Es muss gelebt werden – erst recht nach dem eigenen Tod. Das Abfinden mit physikalischen Naturgesetzen war noch nie des Menschen Sache. Also weiter mit der Show. Die Tragik verdunkelt in Kathrin Mayrs Bauturm-Inszenierung „Von Käfern und Menschen“ nicht die Komödie des Stoffes aus der Feder von Clemens Mädge. Sie spannt sich im Grab wie ein frisch bezogenes Bett mit Wimmel-Leichentüchern über die höchst aktiven Körper der Protagonist:innen: Der stoische Ostgote Otto (Henning Nierstenhöfer) ist auf der Flucht vor den Hunnen verstorben, der hitzige, preußische Gardist Friedrich Wilhelm (Mario Neumann) ist im Gefecht gegen Napoleons Truppen gefallen und die empathische Musiklehrerin Barbara (Fiona Metscher) ist gerade bei einem Fahrradunfall ums Leben gekommen und traut dem Ende ihres Daseins nicht.
Auf einer halben Stadionrunde im Sprint mit dem untergehakten, protestierenden Arthur Schopenhauer gerät die Welt des Trios zwischen oberen und unteren Erdschichten zur reinen Vorstellung.

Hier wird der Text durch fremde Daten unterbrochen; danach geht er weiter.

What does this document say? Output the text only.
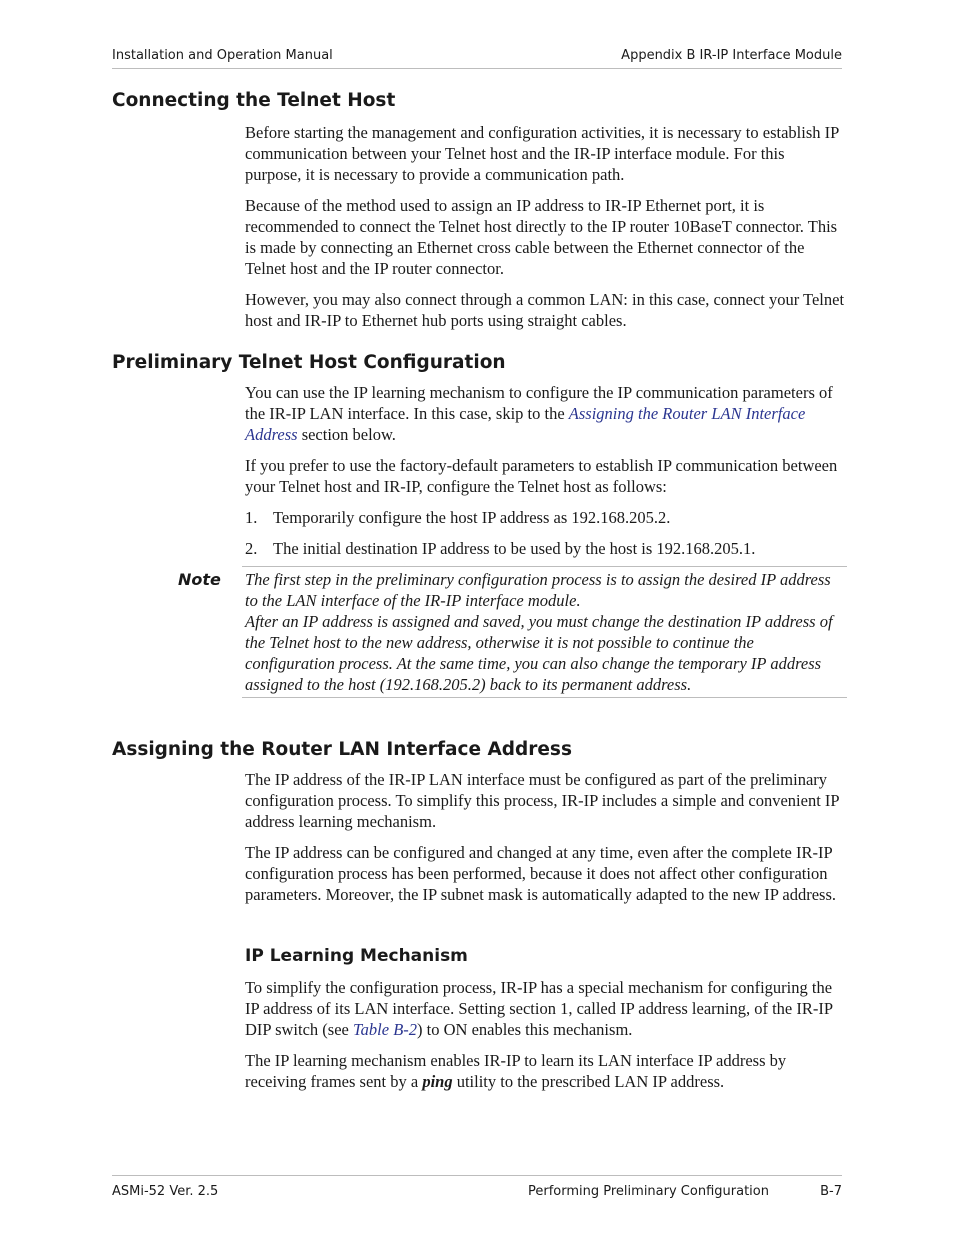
Installation and Operation Manual	Appendix B IR-IP Interface Module
Connecting the Telnet Host

Before starting the management and configuration activities, it is necessary to establish IP communication between your Telnet host and the IR-IP interface module. For this purpose, it is necessary to provide a communication path.

Because of the method used to assign an IP address to IR-IP Ethernet port, it is recommended to connect the Telnet host directly to the IP router 10BaseT connector. This is made by connecting an Ethernet cross cable between the Ethernet connector of the Telnet host and the IP router connector.

However, you may also connect through a common LAN: in this case, connect your Telnet host and IR-IP to Ethernet hub ports using straight cables.

Preliminary Telnet Host Configuration

You can use the IP learning mechanism to configure the IP communication parameters of the IR-IP LAN interface. In this case, skip to the Assigning the Router LAN Interface Address section below.

If you prefer to use the factory-default parameters to establish IP communication between your Telnet host and IR-IP, configure the Telnet host as follows:

1. Temporarily configure the host IP address as 192.168.205.2.
2. The initial destination IP address to be used by the host is 192.168.205.1.
Note The first step in the preliminary configuration process is to assign the desired IP address to the LAN interface of the IR-IP interface module.
After an IP address is assigned and saved, you must change the destination IP address of the Telnet host to the new address, otherwise it is not possible to continue the configuration process. At the same time, you can also change the temporary IP address assigned to the host (192.168.205.2) back to its permanent address.
Assigning the Router LAN Interface Address

The IP address of the IR-IP LAN interface must be configured as part of the preliminary configuration process. To simplify this process, IR-IP includes a simple and convenient IP address learning mechanism.

The IP address can be configured and changed at any time, even after the complete IR-IP configuration process has been performed, because it does not affect other configuration parameters. Moreover, the IP subnet mask is automatically adapted to the new IP address.

IP Learning Mechanism

To simplify the configuration process, IR-IP has a special mechanism for configuring the IP address of its LAN interface. Setting section 1, called IP address learning, of the IR-IP DIP switch (see Table B-2) to ON enables this mechanism.

The IP learning mechanism enables IR-IP to learn its LAN interface IP address by receiving frames sent by a ping utility to the prescribed LAN IP address.

ASMi-52 Ver. 2.5	Performing Preliminary Configuration	B-7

Genährt durch Käfer, Würmer und Fliegen, die sich zuvor an den Hirnen der Menschen labten, überbieten sich die teils flechtenumrangten Darsteller an Wissen mittels zugeführter Erinnerungen, die sie lediglich mit den Toten teilen können. Gefüttert mit wissenschaftlichen Erkenntnissen über Sein oder Schein und der Magie von Erinnerungen wird sich auch das Publikum dem rund 90-minütigen Exkurs zur Vergänglichkeit kaum entziehen können. „Will er/sie/es kriechen oder fliegen, im Äther verschwinden oder auf dem Humus verweilen?“ – Das ist hier die Frage!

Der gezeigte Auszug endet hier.